Genome-wide cytosine methylation analysis

DESCRIPTION (provided by applicant): We propose to develop the techniques that allow cytosine methylation patterns to be quantified genome-wide. To achieve these goals, a combination of resources have to be assembled: a technique to isolate a distinctively-methylated fraction of the genome, and a reagent that allows the genomic source of this DNA to be identified quantitatively. We have successfully developed a ligation-mediated polymerase chain reaction (LM-PCR) technique to isolate the hypomethylated fraction of the mouse genome, and are using this to hybridize to bacterial artificial chromosome (BAC) microarrays developed by collaborators at the Roswell Park Cancer Institute (RPCI). Cytosine methylation represents the known intersection between the influence of diet on cancer predisposition and on genetic regulation. Single carbon donor molecules in the diet (such as folate, choline and methionine) have been found to influence global genomic cytosine methylation, and are implicated in mouse models of intestinal neoplasia. We need a tool to identify the loci that are most influenced by dietary or other influences on cytosine methylation, to identify the loci that mediate these environmental effects in neoplastic transformation.
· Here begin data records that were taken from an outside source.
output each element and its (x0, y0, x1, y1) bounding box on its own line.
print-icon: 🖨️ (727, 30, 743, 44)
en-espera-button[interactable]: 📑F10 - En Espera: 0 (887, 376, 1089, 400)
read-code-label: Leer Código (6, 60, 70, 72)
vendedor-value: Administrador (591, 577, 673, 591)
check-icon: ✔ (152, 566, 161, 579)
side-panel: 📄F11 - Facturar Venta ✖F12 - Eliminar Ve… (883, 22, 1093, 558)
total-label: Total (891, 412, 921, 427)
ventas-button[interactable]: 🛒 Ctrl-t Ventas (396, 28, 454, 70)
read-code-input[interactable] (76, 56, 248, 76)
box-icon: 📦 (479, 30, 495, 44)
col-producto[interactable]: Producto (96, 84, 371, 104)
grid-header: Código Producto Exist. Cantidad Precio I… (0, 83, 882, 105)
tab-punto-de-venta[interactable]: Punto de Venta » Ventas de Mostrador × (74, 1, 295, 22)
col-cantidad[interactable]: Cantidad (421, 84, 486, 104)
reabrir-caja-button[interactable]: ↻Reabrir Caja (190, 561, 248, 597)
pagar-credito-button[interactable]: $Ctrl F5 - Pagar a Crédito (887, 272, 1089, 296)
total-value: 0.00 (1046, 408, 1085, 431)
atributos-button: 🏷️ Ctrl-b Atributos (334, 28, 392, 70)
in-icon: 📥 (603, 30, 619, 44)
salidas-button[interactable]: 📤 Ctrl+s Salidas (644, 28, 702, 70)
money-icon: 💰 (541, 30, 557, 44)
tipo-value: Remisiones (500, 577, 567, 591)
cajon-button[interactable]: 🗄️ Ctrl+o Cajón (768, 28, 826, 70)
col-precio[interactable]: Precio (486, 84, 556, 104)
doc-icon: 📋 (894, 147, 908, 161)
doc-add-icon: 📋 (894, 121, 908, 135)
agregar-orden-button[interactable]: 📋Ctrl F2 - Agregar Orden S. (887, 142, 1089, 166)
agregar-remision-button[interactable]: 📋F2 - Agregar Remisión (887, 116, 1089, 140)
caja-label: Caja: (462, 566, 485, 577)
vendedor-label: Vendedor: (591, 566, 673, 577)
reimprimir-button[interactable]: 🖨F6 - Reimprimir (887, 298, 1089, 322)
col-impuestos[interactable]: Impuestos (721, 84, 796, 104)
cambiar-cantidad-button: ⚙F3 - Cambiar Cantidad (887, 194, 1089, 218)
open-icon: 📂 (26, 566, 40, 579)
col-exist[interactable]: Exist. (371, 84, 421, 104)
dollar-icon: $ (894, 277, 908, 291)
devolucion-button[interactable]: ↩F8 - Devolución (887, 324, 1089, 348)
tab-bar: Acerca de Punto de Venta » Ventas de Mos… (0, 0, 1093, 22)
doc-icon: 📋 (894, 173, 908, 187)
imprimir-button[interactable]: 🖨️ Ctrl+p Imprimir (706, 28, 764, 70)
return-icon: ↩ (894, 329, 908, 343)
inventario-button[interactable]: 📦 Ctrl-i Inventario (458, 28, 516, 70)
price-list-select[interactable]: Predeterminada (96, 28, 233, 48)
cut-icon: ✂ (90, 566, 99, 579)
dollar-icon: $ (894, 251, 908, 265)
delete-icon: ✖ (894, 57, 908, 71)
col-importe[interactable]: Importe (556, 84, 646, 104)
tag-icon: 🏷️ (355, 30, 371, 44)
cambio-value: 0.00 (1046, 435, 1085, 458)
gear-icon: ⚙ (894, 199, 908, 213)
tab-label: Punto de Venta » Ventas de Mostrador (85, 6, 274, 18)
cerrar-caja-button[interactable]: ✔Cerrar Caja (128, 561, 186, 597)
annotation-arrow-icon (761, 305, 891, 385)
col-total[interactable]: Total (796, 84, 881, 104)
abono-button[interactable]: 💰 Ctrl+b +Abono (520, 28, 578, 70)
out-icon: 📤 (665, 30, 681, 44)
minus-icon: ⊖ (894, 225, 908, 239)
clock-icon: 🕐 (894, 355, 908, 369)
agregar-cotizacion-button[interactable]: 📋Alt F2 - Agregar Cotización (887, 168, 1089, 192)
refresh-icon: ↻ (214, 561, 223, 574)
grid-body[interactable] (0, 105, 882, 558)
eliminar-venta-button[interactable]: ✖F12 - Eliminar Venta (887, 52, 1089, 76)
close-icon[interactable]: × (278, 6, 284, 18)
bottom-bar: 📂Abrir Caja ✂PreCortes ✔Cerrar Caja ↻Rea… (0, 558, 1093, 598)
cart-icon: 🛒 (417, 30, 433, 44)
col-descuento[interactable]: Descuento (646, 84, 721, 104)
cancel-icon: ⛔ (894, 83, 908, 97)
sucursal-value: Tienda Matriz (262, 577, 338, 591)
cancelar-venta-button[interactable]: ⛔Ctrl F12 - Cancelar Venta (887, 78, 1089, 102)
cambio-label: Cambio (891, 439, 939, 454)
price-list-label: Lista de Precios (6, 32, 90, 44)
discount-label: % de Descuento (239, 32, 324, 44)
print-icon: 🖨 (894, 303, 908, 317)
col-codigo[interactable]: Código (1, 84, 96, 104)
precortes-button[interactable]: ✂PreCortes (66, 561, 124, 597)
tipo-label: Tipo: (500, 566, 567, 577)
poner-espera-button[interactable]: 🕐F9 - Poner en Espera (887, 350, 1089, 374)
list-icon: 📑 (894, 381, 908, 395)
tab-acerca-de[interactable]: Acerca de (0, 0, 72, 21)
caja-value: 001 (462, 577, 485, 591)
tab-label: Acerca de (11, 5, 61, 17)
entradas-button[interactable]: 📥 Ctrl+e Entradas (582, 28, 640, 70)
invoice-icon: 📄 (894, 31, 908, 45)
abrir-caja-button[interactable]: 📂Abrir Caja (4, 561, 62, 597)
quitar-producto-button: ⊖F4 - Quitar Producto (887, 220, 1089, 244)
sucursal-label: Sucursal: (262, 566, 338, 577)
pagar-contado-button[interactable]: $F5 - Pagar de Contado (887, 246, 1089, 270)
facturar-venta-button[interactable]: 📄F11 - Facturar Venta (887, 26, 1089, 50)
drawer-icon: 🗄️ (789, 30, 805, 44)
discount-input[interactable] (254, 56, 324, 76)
We propose a project to validate and optimize the LMPCR technique, and to develop the BAC microarray resources and bioinformatic analysis tools that are necessary for analyzing the genomic distribution of methylation. We have also created a unique model system for testing de novo methylation, using a mouse X;autosomal translocation, which will be used to test the performance of our assay system. The successful development of the ability to perform genome-wide cytosine methylation studies will allow insights into this critically-important mechanistic mediator of neoplasia, and the foundation for studies of genomic methylation changes in response to dietary influences. We will make the developed assay broadly available to this institution's Cancer Center researchers through our fluorescence in situ hybridisation (FISH) core facility, for which the P.I. is scientific director.